And justice for all

They say shards will bring luck.

“Why do you say that? Please don’t break my mirror. I still need it.”
“Are you vain or something? I’m the girl here.”
“I noticed.”
I wouldn’t doubt that. He put his arm around me, which made walking a whole lot more difficult. But I didn’t fight him off. We walked on, through the empty streets. You’d think there would be people all the time, but that’s not true. They appear at certain hours, as if it’s agreed upon. But how could drunk people remember such things? They probably had gone to sleep already. Maybe we could have seen the sun rise if we had waited a bit longer. But we walked on.

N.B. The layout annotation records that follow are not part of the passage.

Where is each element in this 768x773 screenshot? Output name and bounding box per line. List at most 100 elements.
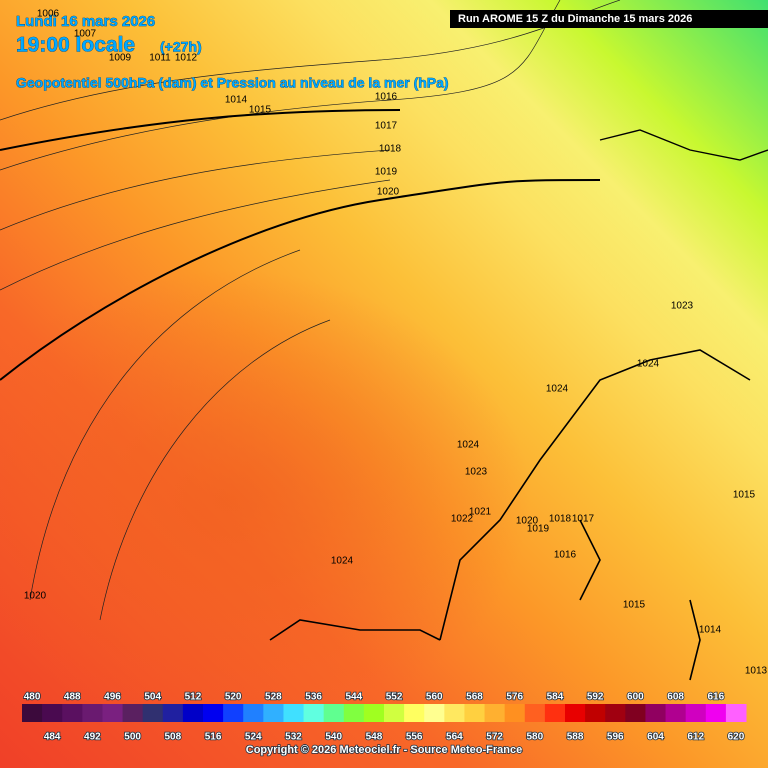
legend-swatch xyxy=(182,704,204,722)
legend-label: 516 xyxy=(205,732,222,743)
legend-swatch xyxy=(122,704,144,722)
legend-label: 552 xyxy=(386,692,403,703)
legend-swatch xyxy=(645,704,667,722)
legend-label: 480 xyxy=(24,692,41,703)
legend-label: 548 xyxy=(366,732,383,743)
isobar-label: 1024 xyxy=(457,440,480,451)
legend-label: 536 xyxy=(305,692,322,703)
isobar-label: 1019 xyxy=(375,167,398,178)
legend-swatch xyxy=(504,704,526,722)
legend-swatch xyxy=(363,704,385,722)
isobar-label: 1015 xyxy=(733,490,756,501)
legend-label: 576 xyxy=(506,692,523,703)
legend-swatch xyxy=(484,704,506,722)
legend-swatch xyxy=(605,704,626,722)
legend-label: 616 xyxy=(707,692,724,703)
legend-swatch xyxy=(444,704,465,722)
legend-swatch xyxy=(62,704,83,722)
isobar-label: 1018 xyxy=(379,144,402,155)
legend-label: 528 xyxy=(265,692,282,703)
legend-swatch xyxy=(263,704,284,722)
legend-label: 604 xyxy=(647,732,664,743)
legend-label: 508 xyxy=(164,732,181,743)
legend-label: 488 xyxy=(64,692,81,703)
date: Lundi 16 mars 2026 xyxy=(16,13,155,30)
legend-swatch xyxy=(162,704,184,722)
isobar-label: 1021 xyxy=(469,507,492,518)
legend-swatch xyxy=(303,704,325,722)
isobar-label: 1024 xyxy=(637,359,660,370)
isobar-label: 1011 xyxy=(149,53,171,64)
legend-swatch xyxy=(404,704,425,722)
isobar-label: 1023 xyxy=(671,301,694,312)
legend-label: 600 xyxy=(627,692,644,703)
isobar-label: 1016 xyxy=(375,92,398,103)
legend-swatch xyxy=(705,704,727,722)
isobar-label: 1007 xyxy=(74,29,97,40)
legend-swatch xyxy=(283,704,305,722)
legend-swatch xyxy=(323,704,345,722)
legend-label: 512 xyxy=(185,692,202,703)
isobar-label: 1015 xyxy=(249,105,272,116)
legend-swatch xyxy=(665,704,687,722)
run-box xyxy=(450,10,768,28)
field-title: Geopotentiel 500hPa (dam) et Pression au… xyxy=(16,75,449,91)
legend-label: 540 xyxy=(325,732,342,743)
legend-label: 564 xyxy=(446,732,463,743)
isobar-label: 1020 xyxy=(377,187,400,198)
isobar-label: 1017 xyxy=(375,121,398,132)
legend-swatch xyxy=(42,704,63,722)
legend-label: 612 xyxy=(687,732,704,743)
legend-swatch xyxy=(625,704,646,722)
isobar-label: 1014 xyxy=(225,95,248,106)
isobar-label: 1014 xyxy=(699,625,722,636)
legend-swatch xyxy=(203,704,224,722)
isobar-label: 1012 xyxy=(175,53,198,64)
legend-label: 608 xyxy=(667,692,684,703)
legend-label: 492 xyxy=(84,732,101,743)
legend-label: 544 xyxy=(345,692,362,703)
legend-label: 524 xyxy=(245,732,262,743)
isobar-label: 1013 xyxy=(745,666,768,677)
isobar-label: 1024 xyxy=(331,556,354,567)
legend-label: 496 xyxy=(104,692,121,703)
legend-swatch xyxy=(102,704,124,722)
legend-swatch xyxy=(384,704,405,722)
legend-label: 484 xyxy=(44,732,61,743)
legend-swatch xyxy=(82,704,103,722)
isobar-label: 1019 xyxy=(527,524,550,535)
legend-swatch xyxy=(464,704,486,722)
legend-label: 532 xyxy=(285,732,302,743)
legend-swatch xyxy=(725,704,747,722)
legend-swatch xyxy=(685,704,707,722)
isobar-label: 1024 xyxy=(546,384,569,395)
legend-swatch xyxy=(22,704,43,722)
isobar-label: 1015 xyxy=(623,600,646,611)
time: 19:00 locale xyxy=(16,34,135,57)
legend-label: 572 xyxy=(486,732,503,743)
legend-swatch xyxy=(223,704,244,722)
legend-swatch xyxy=(343,704,365,722)
legend-swatch xyxy=(585,704,606,722)
isobar-label: 1006 xyxy=(37,9,60,20)
legend-swatch xyxy=(243,704,264,722)
legend-label: 568 xyxy=(466,692,483,703)
isobar-label: 1020 xyxy=(516,516,539,527)
isobar-label: 1018 xyxy=(549,514,572,525)
legend-swatch xyxy=(424,704,445,722)
isobar-label: 1020 xyxy=(24,591,47,602)
legend-swatch xyxy=(142,704,164,722)
legend-label: 620 xyxy=(728,732,745,743)
legend-label: 500 xyxy=(124,732,141,743)
legend-label: 588 xyxy=(567,732,584,743)
isobar-label: 1022 xyxy=(451,514,474,525)
legend-label: 504 xyxy=(144,692,161,703)
isobar-label: 1017 xyxy=(572,514,595,525)
legend-label: 596 xyxy=(607,732,624,743)
legend-swatch xyxy=(565,704,586,722)
run-label: Run AROME 15 Z du Dimanche 15 mars 2026 xyxy=(458,13,692,25)
copyright: Copyright © 2026 Meteociel.fr - Source M… xyxy=(246,744,522,756)
legend-label: 556 xyxy=(406,732,423,743)
legend-label: 520 xyxy=(225,692,242,703)
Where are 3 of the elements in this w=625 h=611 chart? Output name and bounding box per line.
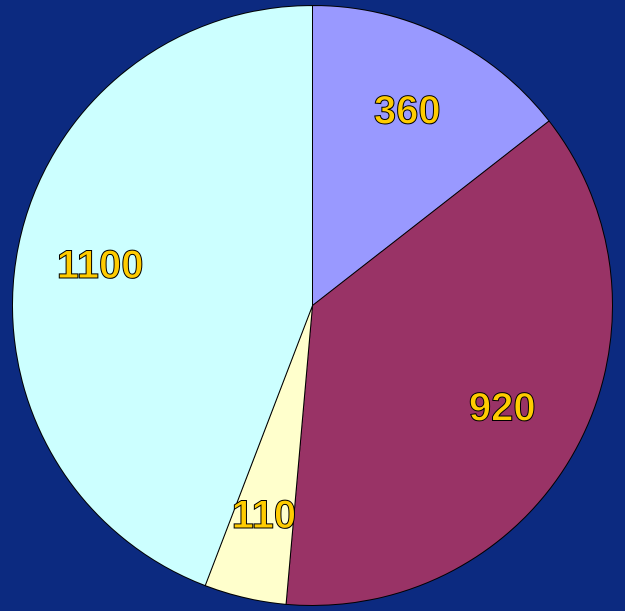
data-label: 1100 (56, 243, 144, 288)
data-label: 920 (468, 386, 536, 430)
data-label: 360 (374, 88, 441, 132)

“Where are you taking me?”
“To my place.”
“Good. I’m thirsty.”
“I’ve got something to drink there.”
“I want water, I think.”
He laughed and pinched my shoulder. I didn’t pinch him back.
“Water, that’s for fish. I’ve got better stuff over there.”
“Okay then”, I said obediently. I was behaving like the good girl, which obviously pleased him. The tapping sounds of our shoes echoed against the walls. Slaloming around lampposts that dropped their light upon us. As if it were all spotlights, waiting for the action to happen so they could show it to everyone.

Avoid the light and the audience. This was not a play.
Beer bottles were left like bread crumbles, to find your way home again. I watched them, my fingers itched, but I was behaving like a good girl. My hand ran up his back. He smiled, but not at me.
“Are we there yet?”
“It’s the house over there.”

As he opened the door, I looked over my shoulder. We were leaving the stage, heading for the wings. No spotlights, no spectators. No saviours either. But I would survive. My fingers were itching. If only you could have seen me, there’d been a standing ovation. There was no one around though.
I followed him inside.

“This is my room.”
The clicking sound of a locked door followed my entrance. I sat down on a chair.
“What do you want to drink? I’ve got – let’s see… Rum? Gin? Beer?”
“Are you serious?”, he laughed.
“What else do you have?”
He took a bottle of beer out and showed it to me.
“That’s all.”
“Don’t you want anything… stronger?”
“I’ve drunk too much already.”
“No, you haven’t.”
That smile again. I reached for the bottle, took it, opened it, drank.
“Well, at least you know how to drink fast…”
It’s all because of the plan. You never know for sure when the curtain will fall, do you? Will the lights guide me home? You know, those lights at the front of the stage. Footlights. Guiding my feet back home. Safe and alone. I’m behaving like a good girl.

“Are you okay? You look a bit… nauseous.”
“I’m fine”, I whispered. I opened my hand to find the imprints of my finger nails in the flat of my hand. It almost looked like my hand was a map and the imprints showed the way home.
His hands were suddenly too close, running up my back, searching their way. I pushed him back off. Before he could do anything more, I stood upright. He tried to get up and reached for me.

But I smashed the bottle against the wall.

He stared at me, surprised and a bit shocked. He had freezed for a moment.”They say shards will bring luck”, I said.
“Why have you done that?” he asked uncomprehendingly. He still stared at the broken glass. My hand clasped the neck of the bottle, with the crenated edge.
I was no longer behaving like a good girl.

“What the hell are you doing? What is this shit?”
He started freaking out. Maybe he finally realized why I was here. Not to have a drink together. This is what you get when you deceive people. This is what you deserve.


There was still no sunrise, but at least the spotlights were still on. I was walking home with the sweet taste of revenge and a triumphant feeling running through my veins. Justice is what you make it. Justice feels good.
There was still no one around. If I closed my eyes though, the tapping sounds of my shoes almost seemed like there were people all around clapping for me.